DOCTOR'S VIEW ARCHIVE
Heart Attacks Caused by Infections?
(December 26, 1997) - The way a heart attack (myocardial infarction) comes about is clear. It involves the death of part of the heart muscle (myocardium) due to blockage of a coronary artery delivering nutrients and oxygen to the myocardium. Blockage of the coronary artery is commonly caused by a clot that forms on the inner wall of the artery at the site of damage by atherosclerosis, the accumulation of cholesterol deposits on the walls of the artery. These cholesterol deposits cause hardening and thickening of artery walls and narrowing of their interior diameter.

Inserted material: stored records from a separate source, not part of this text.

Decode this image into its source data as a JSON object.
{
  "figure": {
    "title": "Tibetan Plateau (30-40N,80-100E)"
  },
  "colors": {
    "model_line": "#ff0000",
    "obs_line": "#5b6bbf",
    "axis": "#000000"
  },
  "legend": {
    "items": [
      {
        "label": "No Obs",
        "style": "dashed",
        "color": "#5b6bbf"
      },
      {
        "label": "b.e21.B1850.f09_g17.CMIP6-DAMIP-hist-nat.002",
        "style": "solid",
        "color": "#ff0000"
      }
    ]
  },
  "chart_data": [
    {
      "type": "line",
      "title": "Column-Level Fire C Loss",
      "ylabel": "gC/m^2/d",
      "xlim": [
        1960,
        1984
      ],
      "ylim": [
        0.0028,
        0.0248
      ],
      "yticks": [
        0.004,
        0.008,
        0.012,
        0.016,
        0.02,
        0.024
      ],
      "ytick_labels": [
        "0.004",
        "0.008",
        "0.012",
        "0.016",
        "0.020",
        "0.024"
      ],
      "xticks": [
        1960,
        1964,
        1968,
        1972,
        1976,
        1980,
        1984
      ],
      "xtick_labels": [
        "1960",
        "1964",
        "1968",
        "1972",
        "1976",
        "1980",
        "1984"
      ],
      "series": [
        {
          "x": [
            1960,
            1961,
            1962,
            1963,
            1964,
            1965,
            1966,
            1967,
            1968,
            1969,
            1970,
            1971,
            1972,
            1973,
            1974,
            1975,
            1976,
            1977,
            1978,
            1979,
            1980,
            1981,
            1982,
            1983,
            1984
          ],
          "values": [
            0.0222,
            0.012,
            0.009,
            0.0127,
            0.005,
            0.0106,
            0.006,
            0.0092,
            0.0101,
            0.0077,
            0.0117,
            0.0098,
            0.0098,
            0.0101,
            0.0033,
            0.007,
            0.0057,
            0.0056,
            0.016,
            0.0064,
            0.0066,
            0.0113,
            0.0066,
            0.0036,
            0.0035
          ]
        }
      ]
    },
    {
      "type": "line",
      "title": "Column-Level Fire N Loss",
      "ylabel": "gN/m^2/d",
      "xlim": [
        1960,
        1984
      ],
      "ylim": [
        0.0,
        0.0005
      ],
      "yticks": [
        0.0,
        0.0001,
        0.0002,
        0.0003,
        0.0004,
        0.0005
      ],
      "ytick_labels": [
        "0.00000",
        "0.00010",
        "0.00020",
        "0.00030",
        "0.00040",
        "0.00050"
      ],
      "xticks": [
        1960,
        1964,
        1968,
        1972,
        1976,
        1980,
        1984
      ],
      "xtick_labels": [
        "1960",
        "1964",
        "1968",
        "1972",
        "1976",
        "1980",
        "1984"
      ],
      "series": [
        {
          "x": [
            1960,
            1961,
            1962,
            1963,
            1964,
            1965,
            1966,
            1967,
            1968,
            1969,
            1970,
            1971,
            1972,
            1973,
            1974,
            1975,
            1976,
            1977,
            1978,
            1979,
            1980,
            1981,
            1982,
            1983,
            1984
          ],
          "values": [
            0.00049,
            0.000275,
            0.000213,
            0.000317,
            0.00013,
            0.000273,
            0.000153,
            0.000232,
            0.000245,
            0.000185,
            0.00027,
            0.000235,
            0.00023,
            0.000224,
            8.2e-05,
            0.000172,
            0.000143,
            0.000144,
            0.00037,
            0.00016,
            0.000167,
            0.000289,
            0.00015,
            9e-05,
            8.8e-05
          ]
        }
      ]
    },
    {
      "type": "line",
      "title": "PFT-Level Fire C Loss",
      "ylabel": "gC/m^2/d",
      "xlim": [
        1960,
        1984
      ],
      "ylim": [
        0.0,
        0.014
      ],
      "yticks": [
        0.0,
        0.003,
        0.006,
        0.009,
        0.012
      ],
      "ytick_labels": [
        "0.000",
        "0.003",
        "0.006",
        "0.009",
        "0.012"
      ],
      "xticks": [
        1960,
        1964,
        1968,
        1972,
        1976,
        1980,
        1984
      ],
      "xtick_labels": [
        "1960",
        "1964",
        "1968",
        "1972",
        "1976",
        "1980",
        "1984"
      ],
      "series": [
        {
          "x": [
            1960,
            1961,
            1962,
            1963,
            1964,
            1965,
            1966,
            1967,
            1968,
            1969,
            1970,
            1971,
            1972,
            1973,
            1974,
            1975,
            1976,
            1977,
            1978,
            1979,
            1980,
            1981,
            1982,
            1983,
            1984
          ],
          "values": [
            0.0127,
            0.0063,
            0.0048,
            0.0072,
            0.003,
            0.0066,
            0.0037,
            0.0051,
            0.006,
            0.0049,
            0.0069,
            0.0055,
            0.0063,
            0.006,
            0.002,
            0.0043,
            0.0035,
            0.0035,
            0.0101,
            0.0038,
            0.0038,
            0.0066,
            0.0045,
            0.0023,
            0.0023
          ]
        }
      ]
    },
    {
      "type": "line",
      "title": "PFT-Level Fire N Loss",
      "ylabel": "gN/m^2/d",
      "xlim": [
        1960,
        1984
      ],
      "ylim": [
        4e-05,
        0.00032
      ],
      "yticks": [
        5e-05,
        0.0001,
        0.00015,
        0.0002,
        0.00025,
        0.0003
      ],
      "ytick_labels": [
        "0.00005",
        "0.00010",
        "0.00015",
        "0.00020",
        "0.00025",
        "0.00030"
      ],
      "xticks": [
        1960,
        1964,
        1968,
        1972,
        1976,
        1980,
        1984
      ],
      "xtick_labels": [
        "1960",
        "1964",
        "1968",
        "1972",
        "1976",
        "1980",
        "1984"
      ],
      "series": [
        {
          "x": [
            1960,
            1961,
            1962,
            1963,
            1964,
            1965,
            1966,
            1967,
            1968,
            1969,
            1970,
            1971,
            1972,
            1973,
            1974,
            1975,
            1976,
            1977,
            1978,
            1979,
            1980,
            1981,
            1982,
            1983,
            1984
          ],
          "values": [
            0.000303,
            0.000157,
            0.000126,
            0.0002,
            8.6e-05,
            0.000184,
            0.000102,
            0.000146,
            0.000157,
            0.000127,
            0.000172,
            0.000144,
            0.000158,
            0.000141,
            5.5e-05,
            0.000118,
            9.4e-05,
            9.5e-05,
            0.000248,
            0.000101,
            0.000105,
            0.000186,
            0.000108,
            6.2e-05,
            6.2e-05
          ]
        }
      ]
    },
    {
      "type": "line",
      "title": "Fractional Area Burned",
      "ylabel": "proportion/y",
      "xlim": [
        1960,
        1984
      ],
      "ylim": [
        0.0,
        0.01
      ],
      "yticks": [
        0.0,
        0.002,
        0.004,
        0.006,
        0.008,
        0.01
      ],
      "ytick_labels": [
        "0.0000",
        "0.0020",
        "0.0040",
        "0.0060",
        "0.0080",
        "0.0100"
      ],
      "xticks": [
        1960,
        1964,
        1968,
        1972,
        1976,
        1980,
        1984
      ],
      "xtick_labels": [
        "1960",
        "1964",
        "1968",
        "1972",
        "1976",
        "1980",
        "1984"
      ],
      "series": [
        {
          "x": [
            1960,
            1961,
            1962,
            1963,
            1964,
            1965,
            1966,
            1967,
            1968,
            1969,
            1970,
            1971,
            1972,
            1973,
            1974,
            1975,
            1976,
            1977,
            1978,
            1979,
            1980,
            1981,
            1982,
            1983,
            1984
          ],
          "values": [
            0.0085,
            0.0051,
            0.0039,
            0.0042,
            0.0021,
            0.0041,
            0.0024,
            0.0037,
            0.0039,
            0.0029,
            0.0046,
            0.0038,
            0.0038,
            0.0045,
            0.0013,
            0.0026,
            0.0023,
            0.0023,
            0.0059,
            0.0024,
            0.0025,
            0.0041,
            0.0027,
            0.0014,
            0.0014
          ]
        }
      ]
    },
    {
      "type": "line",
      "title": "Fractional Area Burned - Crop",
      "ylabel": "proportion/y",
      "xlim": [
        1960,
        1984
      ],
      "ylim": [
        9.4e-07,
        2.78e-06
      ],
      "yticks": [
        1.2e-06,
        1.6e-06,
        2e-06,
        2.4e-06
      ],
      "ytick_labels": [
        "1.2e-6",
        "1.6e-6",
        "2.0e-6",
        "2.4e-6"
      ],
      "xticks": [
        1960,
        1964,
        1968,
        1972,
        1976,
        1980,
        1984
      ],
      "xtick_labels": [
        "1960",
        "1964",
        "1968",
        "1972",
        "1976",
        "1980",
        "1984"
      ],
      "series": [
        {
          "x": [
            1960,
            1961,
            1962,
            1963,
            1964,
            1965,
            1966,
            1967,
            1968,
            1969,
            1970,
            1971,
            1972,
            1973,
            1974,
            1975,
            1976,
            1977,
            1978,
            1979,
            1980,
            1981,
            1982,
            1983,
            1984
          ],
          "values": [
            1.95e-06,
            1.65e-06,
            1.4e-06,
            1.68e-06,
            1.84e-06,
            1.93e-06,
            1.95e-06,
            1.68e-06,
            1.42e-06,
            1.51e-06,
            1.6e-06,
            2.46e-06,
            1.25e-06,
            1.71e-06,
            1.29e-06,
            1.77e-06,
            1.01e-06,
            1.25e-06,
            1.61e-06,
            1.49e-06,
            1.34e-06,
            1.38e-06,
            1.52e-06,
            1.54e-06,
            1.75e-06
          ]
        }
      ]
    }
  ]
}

Some of the risk factors for atherosclerosis and heart attacks are also quite well known. They include a high blood cholesterol (especially, an elevated level of the "bad" LDL cholesterol), high blood pressure (hypertension), diabetes mellitus, cigarette smoking, and a family history of coronary artery disease. There is considerable evidence that an elevated blood level of the amino acid homocysteine may be a risk factor, too.
Not infrequently, however, advanced atherosclerosis is found in the coronary arteries of people with no known added risk factor. Given the absence of a obvious culprit, scientists are examining some new suspects. One of these is infection.
The concept is that certain chronic (long-term) infections may trigger atherosclerosis -- or they may at the least aggravate it -- and lead to heart attacks. In this regard, Drs. Sandeep Gupta and John Camm from St George's Hospital Medical School in London have weighed the available scientific data associating infections with the development of atherosclerosis and coronary heart disease. Their comprehensive review was published in the periodical Clinical Cardiology (vol. 20, pages 829-836,1997).